Adapun realisasi pembayaran untuk kedua proyek tersebut per 31 Desember 2017 sejumlah Rp5.564.413.800.
Rinciannya, pekerjaan komprehensif pengembangan SDM PJT II sebagai antisipasi pengembangan perusahaan sebesar Rp3.360.258.000 dan perencaan strategis korporat dan proses bisnis Rp2.204.155.800.
Diduga nama-nama para ahli yang terancum dalam kontrak hanya dipinjam dan dimasukkan ke dalam dokumen penawaran PT BMEC dan PT 2001 Pangripta sebagai formalitas untuk memenuhi administrasi lelang.

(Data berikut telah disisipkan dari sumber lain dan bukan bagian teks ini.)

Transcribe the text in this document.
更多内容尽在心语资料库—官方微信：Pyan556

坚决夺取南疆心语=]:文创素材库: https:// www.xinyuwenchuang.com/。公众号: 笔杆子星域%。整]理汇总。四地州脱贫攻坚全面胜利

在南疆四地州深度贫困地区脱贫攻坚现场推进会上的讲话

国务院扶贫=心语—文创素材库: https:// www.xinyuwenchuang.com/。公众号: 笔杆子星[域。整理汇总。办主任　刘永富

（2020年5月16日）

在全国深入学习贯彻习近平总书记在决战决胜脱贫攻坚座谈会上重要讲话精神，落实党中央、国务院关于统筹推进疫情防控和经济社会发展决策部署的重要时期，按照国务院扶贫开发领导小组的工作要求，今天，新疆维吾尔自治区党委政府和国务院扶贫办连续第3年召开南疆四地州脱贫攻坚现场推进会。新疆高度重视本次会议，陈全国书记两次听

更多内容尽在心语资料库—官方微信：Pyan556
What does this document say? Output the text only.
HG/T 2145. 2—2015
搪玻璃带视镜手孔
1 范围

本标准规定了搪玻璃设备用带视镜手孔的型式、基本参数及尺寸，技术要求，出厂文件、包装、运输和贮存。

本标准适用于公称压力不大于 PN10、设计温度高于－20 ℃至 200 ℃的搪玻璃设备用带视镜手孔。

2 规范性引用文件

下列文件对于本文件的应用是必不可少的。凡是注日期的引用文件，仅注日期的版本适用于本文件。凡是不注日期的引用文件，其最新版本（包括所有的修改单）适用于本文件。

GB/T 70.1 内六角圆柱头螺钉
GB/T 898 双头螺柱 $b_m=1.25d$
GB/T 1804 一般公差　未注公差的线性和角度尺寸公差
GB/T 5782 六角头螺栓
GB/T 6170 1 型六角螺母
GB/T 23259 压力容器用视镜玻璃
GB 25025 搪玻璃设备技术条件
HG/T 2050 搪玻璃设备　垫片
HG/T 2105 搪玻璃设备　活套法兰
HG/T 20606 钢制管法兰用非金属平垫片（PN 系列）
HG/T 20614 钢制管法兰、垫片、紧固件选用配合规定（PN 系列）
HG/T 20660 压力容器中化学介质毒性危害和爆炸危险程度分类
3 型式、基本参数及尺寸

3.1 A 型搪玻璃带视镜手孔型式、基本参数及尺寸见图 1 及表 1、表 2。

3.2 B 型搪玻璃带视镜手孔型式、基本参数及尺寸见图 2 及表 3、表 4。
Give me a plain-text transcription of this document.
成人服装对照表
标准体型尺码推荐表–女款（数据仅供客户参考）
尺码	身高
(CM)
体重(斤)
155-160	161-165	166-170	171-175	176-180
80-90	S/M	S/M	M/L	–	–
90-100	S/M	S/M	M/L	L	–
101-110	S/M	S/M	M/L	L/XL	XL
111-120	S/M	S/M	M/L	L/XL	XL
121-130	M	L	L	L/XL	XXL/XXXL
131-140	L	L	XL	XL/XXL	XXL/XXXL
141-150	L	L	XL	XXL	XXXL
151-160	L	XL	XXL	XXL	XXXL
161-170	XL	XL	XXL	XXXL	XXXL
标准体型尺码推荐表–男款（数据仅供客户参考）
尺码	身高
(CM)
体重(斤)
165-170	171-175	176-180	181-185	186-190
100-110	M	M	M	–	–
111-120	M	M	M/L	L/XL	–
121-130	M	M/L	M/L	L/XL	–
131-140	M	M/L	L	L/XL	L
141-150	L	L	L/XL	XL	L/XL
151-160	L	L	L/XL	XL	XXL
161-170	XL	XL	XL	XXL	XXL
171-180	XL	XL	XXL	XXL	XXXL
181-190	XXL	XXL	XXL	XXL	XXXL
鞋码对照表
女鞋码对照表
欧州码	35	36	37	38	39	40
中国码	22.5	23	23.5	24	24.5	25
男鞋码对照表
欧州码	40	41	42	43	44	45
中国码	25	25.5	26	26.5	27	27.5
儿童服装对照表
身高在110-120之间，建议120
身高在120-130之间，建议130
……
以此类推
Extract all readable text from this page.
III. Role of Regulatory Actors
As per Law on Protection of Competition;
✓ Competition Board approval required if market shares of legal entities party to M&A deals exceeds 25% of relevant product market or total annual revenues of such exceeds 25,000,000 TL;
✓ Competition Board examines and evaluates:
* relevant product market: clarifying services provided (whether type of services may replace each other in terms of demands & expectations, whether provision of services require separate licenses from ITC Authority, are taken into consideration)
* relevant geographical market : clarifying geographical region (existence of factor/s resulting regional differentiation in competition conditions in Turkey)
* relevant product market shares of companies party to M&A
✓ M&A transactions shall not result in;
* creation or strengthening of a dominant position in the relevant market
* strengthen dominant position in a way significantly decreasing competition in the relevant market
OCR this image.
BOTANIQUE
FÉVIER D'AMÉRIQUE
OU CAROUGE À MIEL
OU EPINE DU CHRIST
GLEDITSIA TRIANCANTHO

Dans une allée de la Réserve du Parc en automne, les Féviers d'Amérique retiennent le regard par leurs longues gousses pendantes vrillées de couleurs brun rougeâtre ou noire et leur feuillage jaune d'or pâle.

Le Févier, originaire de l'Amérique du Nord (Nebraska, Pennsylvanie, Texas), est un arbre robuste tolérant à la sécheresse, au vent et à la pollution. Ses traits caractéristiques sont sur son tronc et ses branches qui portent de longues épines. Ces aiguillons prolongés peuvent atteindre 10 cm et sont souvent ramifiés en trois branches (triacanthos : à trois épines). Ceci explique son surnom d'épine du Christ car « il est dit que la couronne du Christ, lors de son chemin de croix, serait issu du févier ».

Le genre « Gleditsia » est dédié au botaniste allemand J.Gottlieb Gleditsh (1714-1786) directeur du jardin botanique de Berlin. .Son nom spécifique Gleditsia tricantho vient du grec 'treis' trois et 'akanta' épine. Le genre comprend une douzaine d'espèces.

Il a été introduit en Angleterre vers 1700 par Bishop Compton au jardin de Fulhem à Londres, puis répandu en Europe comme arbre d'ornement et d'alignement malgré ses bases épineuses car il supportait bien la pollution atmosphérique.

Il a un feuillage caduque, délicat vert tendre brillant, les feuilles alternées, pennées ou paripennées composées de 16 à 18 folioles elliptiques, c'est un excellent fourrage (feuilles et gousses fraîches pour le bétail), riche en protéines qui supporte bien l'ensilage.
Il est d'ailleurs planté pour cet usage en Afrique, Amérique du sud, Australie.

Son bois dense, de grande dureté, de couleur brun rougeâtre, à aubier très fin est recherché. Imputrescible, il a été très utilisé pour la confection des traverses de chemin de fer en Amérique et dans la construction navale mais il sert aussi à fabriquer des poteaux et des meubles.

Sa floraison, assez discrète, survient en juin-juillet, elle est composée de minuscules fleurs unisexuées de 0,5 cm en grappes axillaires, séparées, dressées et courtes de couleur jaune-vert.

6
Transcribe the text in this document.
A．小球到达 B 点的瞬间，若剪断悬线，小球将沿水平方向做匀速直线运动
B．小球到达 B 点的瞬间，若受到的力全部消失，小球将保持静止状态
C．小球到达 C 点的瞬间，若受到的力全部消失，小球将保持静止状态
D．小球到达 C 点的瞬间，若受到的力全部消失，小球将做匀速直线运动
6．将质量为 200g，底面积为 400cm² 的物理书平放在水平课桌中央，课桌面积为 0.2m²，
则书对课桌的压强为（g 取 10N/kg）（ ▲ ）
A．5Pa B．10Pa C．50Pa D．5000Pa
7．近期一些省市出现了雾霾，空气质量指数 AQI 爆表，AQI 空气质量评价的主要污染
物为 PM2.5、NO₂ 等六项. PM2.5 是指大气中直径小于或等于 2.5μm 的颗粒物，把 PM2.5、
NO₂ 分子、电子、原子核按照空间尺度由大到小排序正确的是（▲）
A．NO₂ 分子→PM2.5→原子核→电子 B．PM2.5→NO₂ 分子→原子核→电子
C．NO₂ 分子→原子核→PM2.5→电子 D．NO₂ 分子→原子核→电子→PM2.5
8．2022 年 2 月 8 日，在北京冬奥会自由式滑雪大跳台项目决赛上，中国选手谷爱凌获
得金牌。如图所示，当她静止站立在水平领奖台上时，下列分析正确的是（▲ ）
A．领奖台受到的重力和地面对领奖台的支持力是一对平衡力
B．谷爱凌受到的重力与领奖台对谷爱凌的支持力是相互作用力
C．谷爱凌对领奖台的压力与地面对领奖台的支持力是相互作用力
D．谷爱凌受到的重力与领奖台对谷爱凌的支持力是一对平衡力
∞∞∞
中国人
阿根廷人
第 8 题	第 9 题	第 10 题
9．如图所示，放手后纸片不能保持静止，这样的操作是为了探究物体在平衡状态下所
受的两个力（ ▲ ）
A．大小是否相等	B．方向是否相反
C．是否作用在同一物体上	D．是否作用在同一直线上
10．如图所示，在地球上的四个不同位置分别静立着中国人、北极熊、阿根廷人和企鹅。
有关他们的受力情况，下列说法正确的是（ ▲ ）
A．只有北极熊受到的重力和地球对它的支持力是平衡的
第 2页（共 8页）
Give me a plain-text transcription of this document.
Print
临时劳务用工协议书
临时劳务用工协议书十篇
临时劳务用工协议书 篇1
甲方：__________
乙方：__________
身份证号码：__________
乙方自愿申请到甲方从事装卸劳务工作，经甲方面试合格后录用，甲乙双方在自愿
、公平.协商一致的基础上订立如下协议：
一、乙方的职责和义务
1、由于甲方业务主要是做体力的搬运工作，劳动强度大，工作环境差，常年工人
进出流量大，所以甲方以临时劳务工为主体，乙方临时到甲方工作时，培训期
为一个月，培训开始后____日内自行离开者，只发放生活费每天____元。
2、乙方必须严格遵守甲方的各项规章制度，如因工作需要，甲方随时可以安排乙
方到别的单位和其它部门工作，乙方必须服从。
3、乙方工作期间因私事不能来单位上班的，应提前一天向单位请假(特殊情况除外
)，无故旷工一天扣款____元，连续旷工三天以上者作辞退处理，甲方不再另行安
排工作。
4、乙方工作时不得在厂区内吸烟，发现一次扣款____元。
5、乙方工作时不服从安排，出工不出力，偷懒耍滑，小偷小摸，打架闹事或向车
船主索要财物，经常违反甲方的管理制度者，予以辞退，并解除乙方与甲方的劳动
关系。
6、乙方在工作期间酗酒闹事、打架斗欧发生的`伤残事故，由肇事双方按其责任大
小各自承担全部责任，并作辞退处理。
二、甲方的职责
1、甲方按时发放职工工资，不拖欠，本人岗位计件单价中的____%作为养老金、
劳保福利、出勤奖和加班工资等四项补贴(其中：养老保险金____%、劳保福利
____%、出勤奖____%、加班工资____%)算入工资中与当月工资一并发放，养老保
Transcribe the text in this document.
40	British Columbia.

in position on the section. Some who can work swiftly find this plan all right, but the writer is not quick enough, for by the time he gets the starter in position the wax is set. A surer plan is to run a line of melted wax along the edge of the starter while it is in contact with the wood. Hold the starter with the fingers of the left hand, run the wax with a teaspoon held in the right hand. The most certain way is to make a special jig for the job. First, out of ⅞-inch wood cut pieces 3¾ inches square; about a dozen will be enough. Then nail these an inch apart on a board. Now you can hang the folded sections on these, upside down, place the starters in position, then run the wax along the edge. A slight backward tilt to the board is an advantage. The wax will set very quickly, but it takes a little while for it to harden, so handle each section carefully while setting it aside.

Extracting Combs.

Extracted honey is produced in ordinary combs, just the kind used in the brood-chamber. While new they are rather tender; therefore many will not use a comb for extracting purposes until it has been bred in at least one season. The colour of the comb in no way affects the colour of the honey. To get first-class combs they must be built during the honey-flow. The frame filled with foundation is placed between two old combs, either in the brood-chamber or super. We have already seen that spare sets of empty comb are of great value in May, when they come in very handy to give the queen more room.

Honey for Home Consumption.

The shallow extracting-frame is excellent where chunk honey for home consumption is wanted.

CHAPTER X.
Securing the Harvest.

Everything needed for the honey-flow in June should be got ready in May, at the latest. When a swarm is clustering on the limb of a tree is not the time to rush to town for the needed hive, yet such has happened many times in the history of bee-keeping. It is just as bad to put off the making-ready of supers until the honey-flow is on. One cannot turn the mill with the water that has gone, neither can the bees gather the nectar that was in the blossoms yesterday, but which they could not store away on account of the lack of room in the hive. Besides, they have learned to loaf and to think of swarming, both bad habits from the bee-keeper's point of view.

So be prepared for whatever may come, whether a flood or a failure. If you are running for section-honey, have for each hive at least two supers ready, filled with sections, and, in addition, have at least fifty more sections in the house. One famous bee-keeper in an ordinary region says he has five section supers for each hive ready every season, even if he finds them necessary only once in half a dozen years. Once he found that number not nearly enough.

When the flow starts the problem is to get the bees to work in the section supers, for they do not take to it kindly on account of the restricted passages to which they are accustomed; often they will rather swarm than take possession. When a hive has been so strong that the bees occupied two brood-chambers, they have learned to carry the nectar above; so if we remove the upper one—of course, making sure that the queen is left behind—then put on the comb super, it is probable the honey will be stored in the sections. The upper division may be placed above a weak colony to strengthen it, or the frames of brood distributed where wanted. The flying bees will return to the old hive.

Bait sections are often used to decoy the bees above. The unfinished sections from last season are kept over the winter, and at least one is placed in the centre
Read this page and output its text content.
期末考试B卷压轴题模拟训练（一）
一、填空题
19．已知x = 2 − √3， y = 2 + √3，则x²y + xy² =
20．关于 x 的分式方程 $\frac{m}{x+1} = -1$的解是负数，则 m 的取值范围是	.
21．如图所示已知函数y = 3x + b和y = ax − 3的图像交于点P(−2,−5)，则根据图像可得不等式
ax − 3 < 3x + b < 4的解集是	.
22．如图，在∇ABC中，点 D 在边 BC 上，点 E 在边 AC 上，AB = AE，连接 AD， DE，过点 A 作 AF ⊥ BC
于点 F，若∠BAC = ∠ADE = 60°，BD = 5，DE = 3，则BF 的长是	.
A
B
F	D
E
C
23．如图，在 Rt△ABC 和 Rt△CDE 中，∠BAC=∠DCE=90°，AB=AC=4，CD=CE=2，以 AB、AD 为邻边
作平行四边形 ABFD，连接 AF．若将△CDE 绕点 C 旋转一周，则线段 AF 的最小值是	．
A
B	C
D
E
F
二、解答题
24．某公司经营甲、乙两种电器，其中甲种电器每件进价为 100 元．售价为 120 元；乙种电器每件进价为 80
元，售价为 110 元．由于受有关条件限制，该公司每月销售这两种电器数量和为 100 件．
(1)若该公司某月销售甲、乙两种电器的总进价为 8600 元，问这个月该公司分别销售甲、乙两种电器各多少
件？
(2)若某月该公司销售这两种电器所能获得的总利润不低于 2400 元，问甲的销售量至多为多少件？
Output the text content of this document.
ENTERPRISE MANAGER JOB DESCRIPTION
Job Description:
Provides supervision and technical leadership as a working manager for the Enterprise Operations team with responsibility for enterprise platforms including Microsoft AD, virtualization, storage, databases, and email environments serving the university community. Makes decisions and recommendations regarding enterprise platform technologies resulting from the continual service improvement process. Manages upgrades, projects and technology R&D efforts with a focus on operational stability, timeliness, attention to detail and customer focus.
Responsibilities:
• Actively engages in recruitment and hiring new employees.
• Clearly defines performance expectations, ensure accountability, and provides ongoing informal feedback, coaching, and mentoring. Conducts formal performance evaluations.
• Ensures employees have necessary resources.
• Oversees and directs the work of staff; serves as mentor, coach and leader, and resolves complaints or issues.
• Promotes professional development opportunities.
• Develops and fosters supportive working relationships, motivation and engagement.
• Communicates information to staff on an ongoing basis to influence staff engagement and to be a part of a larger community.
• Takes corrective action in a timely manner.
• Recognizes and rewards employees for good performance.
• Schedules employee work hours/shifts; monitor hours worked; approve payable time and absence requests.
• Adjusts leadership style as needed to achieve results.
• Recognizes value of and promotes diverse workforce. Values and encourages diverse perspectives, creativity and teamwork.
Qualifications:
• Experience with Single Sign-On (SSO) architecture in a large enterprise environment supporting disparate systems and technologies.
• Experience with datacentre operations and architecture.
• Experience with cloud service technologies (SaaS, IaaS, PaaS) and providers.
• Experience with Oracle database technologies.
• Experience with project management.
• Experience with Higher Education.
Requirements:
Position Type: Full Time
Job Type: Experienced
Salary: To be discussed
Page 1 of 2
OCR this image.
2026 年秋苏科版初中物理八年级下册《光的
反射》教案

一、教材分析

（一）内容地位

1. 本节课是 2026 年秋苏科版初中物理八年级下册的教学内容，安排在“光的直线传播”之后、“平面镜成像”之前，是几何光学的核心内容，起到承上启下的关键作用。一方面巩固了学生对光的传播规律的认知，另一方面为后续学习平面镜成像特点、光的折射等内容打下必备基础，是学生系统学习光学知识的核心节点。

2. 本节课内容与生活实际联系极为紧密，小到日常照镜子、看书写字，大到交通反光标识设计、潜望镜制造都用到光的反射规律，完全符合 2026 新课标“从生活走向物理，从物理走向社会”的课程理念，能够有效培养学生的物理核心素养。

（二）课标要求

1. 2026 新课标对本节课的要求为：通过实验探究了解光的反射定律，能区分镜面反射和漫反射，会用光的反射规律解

Lelang pengadaan pekerjaan ini pun diduga direkayasa dan formalitas dengan membuat penganggalan dokumen administrasi lelang secara backdated.
Akibatnya negara mengalami kerugian keuangan setidak-tidaknya Rp3,6 miliar.
Kerugian setidak-tidaknya Rp3,6 miliar yang merupakan dugaan keuntungan yang diterima AY (Andririni Yaktiningsasi) dari dua pekerjaan tersebut atau setidaknya lebih dari 66 persen dari pembayaran yang telah diterima.
KPK menyangka Djoko Saputro dan Andririni Yaktiningsasi melanggar Pasal 2 Ayat (1) atau Pasal 3 Undang-Undang (UU) Nomor 31 Tahun 1999 tentang Pemberantasan Tindak Pidana Korupsi sebagaimana telah diubah UU Nomor 20 Tahun 2001 juncto Pasal 55 Ayat (1) ke-1 KUHP.